Sportman’s Guide Makes Its First Acquisition

Aug 01, 2004 9:30 PM  By

The Sportsman’s Guide president/CEO Greg Binkley said in early 2003 that the company would be hunting for acquisitions. A year later, the South St. Paul, MN-based cataloger of outdoor gear has captured its first prize. On June 29 the company bought The Golf Warehouse (TGW), a Wichita, KS-based cataloger of golf equipment closeouts, from New York-based private equity fund Falconhead. The all-cash transaction was valued at about $30 million.

The acquisition gives Sportsman’s Guide, which does the lion’s share of its business during the third and fourth quarters, a significant second-quarter business while further fueling its holiday business.

Both catalogers have enjoyed steady growth in recent years. Sportsman’s Guide’s revenue has grown from $168.8 million in 2001 to $194.7 million last year. The company’s gross profit figures have also held steady — from $33.0 million in ’01 to $32.9 million last year.

TGW launched in 1998 as an online-only marketer; it began mailing catalogs in November 2002. The $40 million company has had a five-year compounded growth rate of more than 60%, and this past year had operating income of $1.7 million.

TGW was Falconhead’s only catalog. Falconhead chairman/CEO David Moross says that he’s happy with TGW’s return on investment. “We got a very good price for the company. A lot of people have been trying to buy it for the past 18 months. So it was the right thing to do at the right time. We built up TGW, and now we move on.”

Immediate cost savings

Sportsman’s Guide’s Binkley says that the acquisition “meets all the objectives we established for ourselves when we set up our business to grow through acquisition.

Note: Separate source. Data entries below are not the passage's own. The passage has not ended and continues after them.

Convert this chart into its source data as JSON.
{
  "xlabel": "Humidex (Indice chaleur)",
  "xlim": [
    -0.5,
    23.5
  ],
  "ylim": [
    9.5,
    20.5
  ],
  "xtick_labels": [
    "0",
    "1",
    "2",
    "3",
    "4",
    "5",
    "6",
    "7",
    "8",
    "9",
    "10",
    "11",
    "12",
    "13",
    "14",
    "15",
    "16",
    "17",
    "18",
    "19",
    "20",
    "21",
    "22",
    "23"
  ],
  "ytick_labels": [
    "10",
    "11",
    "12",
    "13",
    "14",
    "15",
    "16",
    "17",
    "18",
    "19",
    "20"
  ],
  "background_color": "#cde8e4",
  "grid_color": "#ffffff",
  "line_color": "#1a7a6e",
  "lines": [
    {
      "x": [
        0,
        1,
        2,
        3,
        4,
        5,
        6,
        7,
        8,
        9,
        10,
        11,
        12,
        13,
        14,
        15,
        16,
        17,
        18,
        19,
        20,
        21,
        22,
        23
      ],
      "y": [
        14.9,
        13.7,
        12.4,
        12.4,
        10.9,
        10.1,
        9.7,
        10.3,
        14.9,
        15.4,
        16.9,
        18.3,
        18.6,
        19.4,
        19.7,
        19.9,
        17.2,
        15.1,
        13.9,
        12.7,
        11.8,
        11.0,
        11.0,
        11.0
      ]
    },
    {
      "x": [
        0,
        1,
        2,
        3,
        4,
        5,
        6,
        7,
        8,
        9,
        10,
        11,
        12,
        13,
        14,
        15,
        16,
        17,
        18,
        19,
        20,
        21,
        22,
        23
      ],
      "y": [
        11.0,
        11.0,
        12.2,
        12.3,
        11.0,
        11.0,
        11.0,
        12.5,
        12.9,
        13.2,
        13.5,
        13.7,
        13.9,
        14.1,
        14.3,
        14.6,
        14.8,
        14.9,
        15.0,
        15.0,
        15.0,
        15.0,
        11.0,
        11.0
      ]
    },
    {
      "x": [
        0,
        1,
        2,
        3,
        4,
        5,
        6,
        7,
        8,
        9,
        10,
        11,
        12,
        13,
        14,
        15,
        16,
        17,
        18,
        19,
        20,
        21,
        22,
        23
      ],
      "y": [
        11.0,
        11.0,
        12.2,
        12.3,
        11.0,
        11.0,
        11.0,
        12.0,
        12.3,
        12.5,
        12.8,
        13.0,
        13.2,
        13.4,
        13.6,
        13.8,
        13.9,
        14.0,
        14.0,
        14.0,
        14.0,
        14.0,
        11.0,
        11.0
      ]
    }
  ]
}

We’ll achieve immediate cost savings in printing, paper, and postage through comailing catalogs, outgoing bulk shipping rates, and various operational efficiencies.”

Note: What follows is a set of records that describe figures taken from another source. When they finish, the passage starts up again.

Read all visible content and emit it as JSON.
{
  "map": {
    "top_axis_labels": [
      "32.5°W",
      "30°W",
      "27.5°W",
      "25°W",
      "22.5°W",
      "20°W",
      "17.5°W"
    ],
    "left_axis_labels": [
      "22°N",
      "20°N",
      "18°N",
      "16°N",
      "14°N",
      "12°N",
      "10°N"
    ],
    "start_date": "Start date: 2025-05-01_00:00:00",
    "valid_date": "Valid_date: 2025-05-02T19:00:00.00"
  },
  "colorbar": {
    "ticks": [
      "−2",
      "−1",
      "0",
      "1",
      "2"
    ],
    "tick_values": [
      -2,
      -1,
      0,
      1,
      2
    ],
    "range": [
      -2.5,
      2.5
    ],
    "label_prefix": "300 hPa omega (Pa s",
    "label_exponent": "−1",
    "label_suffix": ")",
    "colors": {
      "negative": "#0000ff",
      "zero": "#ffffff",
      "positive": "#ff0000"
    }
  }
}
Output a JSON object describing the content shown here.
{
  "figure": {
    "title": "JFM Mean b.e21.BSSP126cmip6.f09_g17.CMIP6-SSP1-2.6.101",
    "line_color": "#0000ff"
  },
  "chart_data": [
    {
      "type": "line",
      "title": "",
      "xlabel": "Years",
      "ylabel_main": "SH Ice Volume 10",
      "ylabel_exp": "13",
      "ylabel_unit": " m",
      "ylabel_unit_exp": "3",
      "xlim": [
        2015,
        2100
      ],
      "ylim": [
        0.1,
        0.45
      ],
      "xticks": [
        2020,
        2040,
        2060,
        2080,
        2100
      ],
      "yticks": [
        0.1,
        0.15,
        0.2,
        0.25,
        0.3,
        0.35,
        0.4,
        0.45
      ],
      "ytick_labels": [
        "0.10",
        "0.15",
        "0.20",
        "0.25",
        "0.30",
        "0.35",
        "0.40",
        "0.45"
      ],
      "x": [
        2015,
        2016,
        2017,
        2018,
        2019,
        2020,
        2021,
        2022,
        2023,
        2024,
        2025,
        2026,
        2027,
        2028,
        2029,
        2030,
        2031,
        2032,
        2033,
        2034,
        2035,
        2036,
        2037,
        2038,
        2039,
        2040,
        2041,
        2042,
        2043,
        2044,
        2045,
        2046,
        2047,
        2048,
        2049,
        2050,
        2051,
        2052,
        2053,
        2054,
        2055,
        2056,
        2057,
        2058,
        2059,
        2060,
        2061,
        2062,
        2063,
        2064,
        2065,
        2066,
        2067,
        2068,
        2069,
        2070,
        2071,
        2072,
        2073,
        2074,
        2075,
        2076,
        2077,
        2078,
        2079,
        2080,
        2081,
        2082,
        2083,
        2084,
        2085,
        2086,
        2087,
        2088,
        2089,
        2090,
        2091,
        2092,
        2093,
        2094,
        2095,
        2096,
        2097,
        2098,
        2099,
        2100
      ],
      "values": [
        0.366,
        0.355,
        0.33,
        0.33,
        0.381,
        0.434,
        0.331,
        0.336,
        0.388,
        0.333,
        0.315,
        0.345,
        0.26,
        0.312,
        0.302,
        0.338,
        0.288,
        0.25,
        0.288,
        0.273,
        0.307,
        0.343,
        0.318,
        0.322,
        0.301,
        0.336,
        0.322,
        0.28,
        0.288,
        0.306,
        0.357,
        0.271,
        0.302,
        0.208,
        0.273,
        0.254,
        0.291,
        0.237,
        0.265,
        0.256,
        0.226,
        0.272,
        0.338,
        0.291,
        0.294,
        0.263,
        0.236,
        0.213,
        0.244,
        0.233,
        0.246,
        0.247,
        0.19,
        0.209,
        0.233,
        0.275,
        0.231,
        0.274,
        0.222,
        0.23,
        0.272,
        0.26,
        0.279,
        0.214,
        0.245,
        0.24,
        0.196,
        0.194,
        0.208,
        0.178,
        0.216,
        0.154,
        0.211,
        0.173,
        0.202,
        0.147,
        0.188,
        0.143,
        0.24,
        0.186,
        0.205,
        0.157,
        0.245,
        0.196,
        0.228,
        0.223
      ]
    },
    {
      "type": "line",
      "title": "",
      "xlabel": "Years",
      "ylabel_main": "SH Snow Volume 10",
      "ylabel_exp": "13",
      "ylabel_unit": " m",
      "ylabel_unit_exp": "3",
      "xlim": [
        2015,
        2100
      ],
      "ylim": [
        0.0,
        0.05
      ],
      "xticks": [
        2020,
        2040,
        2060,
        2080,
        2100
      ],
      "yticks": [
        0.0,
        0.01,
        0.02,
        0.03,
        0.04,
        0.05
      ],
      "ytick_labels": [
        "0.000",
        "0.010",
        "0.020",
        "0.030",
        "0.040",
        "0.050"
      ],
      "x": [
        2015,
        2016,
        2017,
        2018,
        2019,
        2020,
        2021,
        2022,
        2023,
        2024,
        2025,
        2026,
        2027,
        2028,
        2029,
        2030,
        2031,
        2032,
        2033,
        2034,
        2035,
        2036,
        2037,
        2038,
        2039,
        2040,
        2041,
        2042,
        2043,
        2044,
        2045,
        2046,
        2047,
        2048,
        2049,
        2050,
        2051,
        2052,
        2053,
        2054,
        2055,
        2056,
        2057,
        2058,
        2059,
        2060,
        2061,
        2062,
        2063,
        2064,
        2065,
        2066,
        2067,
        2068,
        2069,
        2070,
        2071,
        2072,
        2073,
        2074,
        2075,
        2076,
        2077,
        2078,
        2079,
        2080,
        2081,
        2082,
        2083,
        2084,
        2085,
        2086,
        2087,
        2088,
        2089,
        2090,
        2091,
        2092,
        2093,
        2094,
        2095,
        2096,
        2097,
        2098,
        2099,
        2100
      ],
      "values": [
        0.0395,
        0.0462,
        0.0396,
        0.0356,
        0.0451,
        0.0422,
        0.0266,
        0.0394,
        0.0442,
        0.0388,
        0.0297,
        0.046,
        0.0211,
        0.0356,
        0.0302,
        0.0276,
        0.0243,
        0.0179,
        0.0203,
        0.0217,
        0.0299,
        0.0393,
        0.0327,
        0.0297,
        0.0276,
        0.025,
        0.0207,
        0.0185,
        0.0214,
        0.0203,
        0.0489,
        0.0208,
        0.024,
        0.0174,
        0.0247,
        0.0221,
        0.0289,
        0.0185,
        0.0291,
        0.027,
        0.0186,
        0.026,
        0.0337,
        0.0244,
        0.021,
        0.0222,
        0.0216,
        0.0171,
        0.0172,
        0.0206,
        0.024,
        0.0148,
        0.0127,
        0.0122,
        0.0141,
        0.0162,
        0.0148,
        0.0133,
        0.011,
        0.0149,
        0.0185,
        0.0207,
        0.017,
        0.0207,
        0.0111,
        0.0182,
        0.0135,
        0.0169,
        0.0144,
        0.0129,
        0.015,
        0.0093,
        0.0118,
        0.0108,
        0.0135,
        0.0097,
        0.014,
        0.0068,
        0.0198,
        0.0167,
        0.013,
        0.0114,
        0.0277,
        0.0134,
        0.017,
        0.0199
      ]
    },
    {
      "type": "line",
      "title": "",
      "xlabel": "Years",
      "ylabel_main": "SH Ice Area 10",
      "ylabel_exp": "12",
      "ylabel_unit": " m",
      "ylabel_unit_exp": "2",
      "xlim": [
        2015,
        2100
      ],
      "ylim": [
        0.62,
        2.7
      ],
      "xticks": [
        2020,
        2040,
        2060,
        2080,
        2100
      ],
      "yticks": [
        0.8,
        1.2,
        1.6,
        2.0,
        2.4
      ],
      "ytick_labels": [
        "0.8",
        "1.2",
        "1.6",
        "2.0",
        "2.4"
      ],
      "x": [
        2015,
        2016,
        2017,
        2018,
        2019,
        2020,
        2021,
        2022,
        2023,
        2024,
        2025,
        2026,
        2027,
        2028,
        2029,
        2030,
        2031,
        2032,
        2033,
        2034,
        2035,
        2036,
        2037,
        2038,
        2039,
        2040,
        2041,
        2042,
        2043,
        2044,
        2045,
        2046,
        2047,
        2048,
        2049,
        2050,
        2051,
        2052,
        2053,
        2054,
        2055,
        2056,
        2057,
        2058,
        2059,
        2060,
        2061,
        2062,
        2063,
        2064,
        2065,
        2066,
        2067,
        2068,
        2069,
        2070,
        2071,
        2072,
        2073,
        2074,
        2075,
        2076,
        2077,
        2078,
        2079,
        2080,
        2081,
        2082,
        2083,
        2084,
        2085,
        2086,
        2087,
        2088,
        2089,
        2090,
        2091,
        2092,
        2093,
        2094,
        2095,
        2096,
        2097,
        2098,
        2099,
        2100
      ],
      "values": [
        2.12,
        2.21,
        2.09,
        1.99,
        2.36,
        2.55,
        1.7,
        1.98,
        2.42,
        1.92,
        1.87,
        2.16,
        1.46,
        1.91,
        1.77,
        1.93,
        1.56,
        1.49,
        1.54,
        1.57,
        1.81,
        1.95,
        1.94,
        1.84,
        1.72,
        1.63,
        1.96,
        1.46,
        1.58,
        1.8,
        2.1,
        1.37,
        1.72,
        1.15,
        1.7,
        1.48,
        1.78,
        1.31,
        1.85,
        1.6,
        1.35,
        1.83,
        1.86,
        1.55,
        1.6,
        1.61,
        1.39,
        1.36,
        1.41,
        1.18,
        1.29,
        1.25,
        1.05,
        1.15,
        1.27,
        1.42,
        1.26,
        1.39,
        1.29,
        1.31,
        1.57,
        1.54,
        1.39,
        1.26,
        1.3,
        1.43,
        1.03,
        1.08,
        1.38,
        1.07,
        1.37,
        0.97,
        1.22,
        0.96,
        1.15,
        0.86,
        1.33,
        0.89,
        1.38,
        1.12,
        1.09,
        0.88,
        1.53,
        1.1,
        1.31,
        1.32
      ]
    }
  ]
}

Sportsman’s Guide will retain TGW’s Wichita headquarters and fulfillment center, as well as all of TGW’s staff of 120, including CEO Mark Marney.

Patrick Donohue, CFA, senior analyst for Minneapolis-based investment brokerage firm Northland Securities, points out that selling golf clubs and equipment is “a whole different ballgame” from selling outdoor gear. “And that’s why I asked [Binkley] if contracts were in place with TGW’s senior management — and they are. I don’t think it would be Greg’s and [executive vice president/chief financial officer] Chuck’s [Lingen] forte to figure out contracts with the kinds of golf companies TGW deals with.”

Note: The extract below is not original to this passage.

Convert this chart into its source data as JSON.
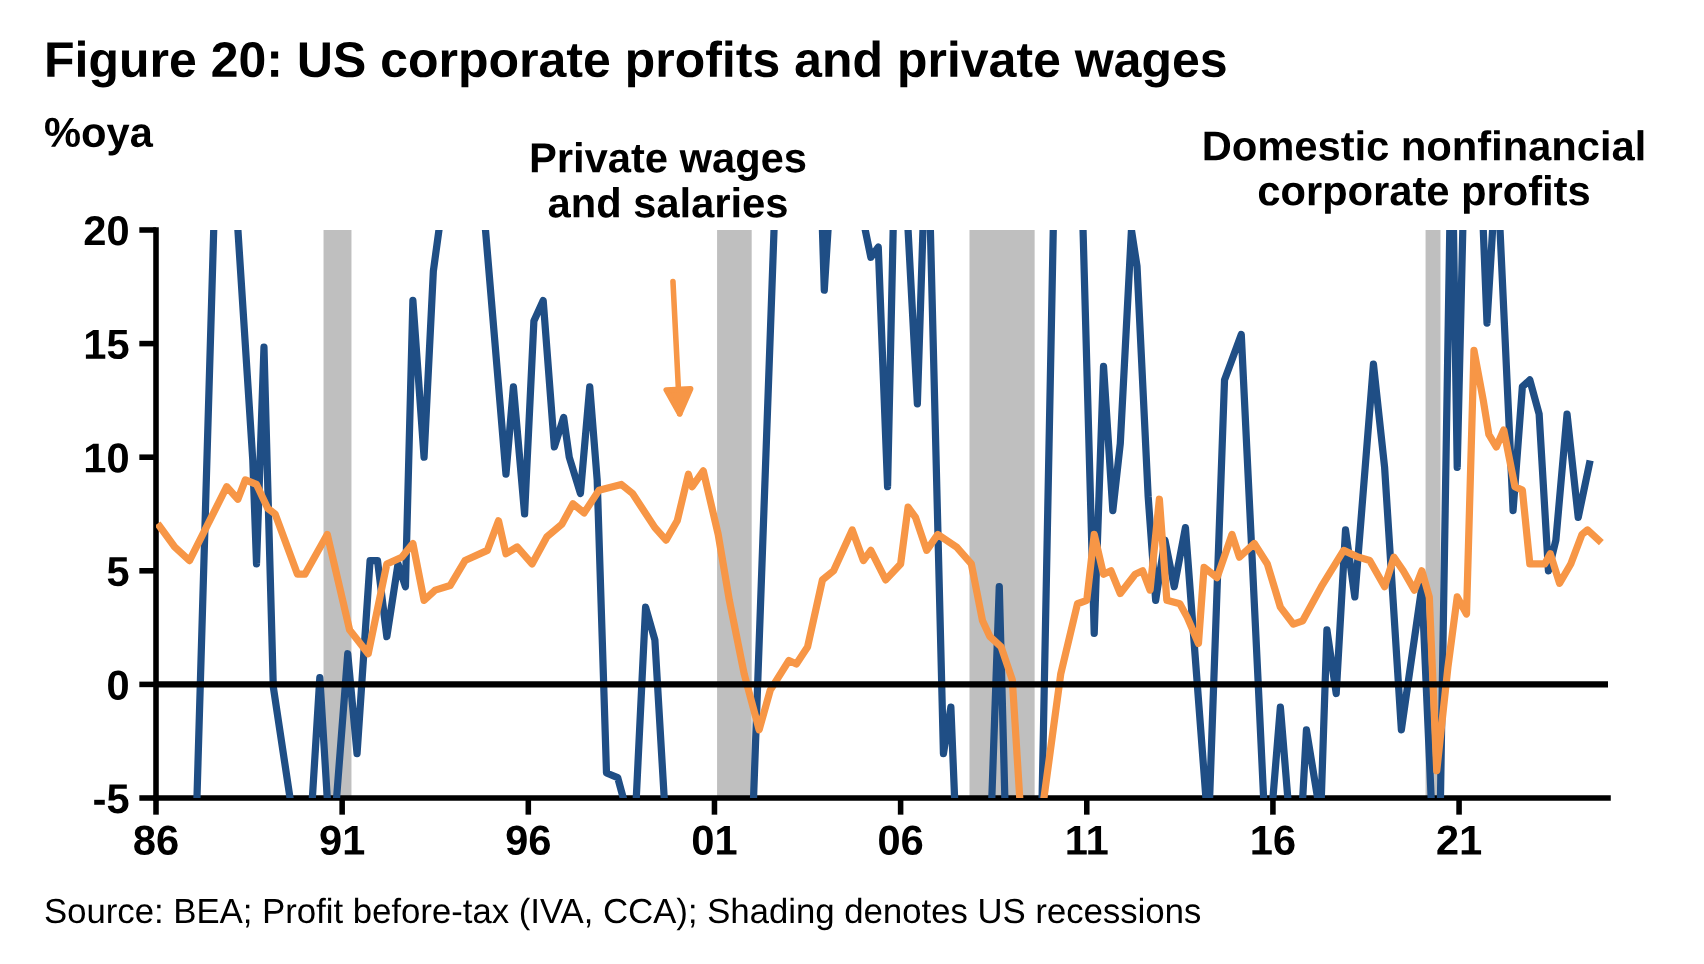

What Sportsman’s Guide’s management does bring to the table is far broader experience in catalog marketing. Although the print catalog already represents nearly a quarter of TGW’s sales, it will prosper from Sportsman’s Guide’s experience, Binkley says.

But there are no plans yet for sharing mailing lists between the two catalogs. “We may test that,” Binkley says, “but we’re pretty conservative on our mailing plans.” Sportsman’s Guide will discontinue a spin-off PGA Tour catalog that TGW launched last year, although Binkley won’t divulge why the book is being dropped.

As to how TGW will take on such golf industry leaders as Golfsmith and Edwin Watts, Binkley notes that “TGW differs from other golf retailers in that its formula revolves around closeouts.” What’s more, “TGW is more active online than Golfsmith and Edwin Watts, both of which appear to be emphasizing stores more.”